Intersection of Race & Gender

  • Women of Color Most Affected: Because women of color disproportionately represent racially diverse or coalition districts, racial gerrymanders that dilute Black, Latino, or Asian voting strength also undercut women of color in office. The NAACP Legal Defense Fund has flagged this in challenges, noting that redistricting often reduces opportunities for these leaders to win reelection.

  • Community Ties Weakened: Women legislators are more likely than men to come from grassroots community organizing backgrounds rather than political machines. When maps are redrawn, those community bases are often fragmented, undermining their electoral security.

Partisan Dimensions

  • Democratic vs. Republican Women: Democratic women are more at risk because they tend to represent diverse, urban, or suburban districts—prime targets for partisan redrawing by Republican-controlled legislatures. Republican women are fewer in number, but also sometimes squeezed out in conservative strongholds when partisan maps prioritize male incumbents.

  • Independent/Commission Models: States with independent or bipartisan redistricting commissions (e.g., Arizona, California) tend to preserve or expand women’s representation, because the process is less about protecting incumbents and more about maintaining communities of interest.

Longer-Term Impact

  • Pipeline Disruption: When women lose seats during redistricting cycles, it has ripple effects on the pipeline for higher office. Fewer women in state legislatures and Congress means fewer candidates positioned for statewide or federal leadership.

  • “Two Steps Forward, One Step Back”: Historically, women’s representation tends to grow steadily between census years, then dip or stall during redistricting fights—requiring multiple cycles to recover.

 

How to get ready for redistricting

Quick Prep Checklist

  • Know your demographics, turnout history, and base strength before any lines shift.

  • Build relationships beyond your district to be ready if maps change.

  • As you saw from TX, this is a nationalized fight fast. Prepare small-dollar donor systems that can activate quickly.  This could be as simple as ensuring that your website and ‘Donate’ button are easy to navigate.

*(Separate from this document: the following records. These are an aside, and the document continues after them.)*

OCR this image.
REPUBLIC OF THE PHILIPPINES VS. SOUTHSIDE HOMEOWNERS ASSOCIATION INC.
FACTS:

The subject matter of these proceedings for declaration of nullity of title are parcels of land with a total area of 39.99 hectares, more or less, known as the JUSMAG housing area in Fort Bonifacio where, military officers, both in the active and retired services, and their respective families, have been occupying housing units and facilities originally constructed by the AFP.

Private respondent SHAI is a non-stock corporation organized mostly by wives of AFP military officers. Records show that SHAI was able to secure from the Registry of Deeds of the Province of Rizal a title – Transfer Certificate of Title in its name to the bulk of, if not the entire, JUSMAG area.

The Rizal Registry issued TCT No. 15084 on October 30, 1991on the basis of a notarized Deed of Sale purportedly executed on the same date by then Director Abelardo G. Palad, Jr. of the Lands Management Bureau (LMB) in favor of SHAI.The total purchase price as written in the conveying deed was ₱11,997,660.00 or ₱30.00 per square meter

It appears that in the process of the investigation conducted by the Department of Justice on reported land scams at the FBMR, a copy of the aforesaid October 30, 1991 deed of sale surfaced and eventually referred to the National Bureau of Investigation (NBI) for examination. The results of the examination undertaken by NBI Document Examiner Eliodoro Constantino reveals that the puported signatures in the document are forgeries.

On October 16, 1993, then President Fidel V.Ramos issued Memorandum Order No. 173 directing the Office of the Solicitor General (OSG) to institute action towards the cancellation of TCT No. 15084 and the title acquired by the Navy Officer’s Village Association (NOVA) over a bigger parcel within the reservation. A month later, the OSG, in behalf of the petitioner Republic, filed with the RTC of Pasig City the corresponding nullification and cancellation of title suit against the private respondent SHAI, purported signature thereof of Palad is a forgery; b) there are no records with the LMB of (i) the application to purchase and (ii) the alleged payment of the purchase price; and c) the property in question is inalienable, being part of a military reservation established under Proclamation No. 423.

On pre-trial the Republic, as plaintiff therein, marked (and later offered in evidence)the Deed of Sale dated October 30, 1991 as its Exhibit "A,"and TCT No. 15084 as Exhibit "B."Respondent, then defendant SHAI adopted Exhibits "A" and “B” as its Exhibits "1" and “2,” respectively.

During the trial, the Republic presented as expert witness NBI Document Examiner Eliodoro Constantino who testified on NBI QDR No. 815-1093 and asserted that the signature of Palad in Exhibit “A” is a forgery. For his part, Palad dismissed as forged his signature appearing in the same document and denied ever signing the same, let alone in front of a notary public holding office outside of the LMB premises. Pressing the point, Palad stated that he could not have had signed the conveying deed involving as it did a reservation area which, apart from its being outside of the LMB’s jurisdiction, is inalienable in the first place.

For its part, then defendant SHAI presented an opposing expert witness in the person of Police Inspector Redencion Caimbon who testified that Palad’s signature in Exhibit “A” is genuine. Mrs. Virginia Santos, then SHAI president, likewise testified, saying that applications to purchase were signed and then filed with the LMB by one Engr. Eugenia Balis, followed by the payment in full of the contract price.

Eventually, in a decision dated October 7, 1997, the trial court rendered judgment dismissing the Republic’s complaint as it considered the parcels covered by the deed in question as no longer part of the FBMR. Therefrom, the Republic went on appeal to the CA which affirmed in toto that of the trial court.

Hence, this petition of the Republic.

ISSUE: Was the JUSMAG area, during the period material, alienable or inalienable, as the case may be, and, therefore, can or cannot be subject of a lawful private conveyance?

  • DON’T SIT OUT. If redistricting committees form, get on them and advocate for yourself.  Get on TV, the press and on social. Be your own knowledgeable voice that’s bringing people along.

 

Redistricting is often messy, political, and high stakes—but it directly shapes who you represent and whether you can hold your seat. Women, especially women of color, have historically lost ground when they step back and let others control the process. Stay at the table: your voice and presence in redistricting fights are essential to protecting both your community and your leadership.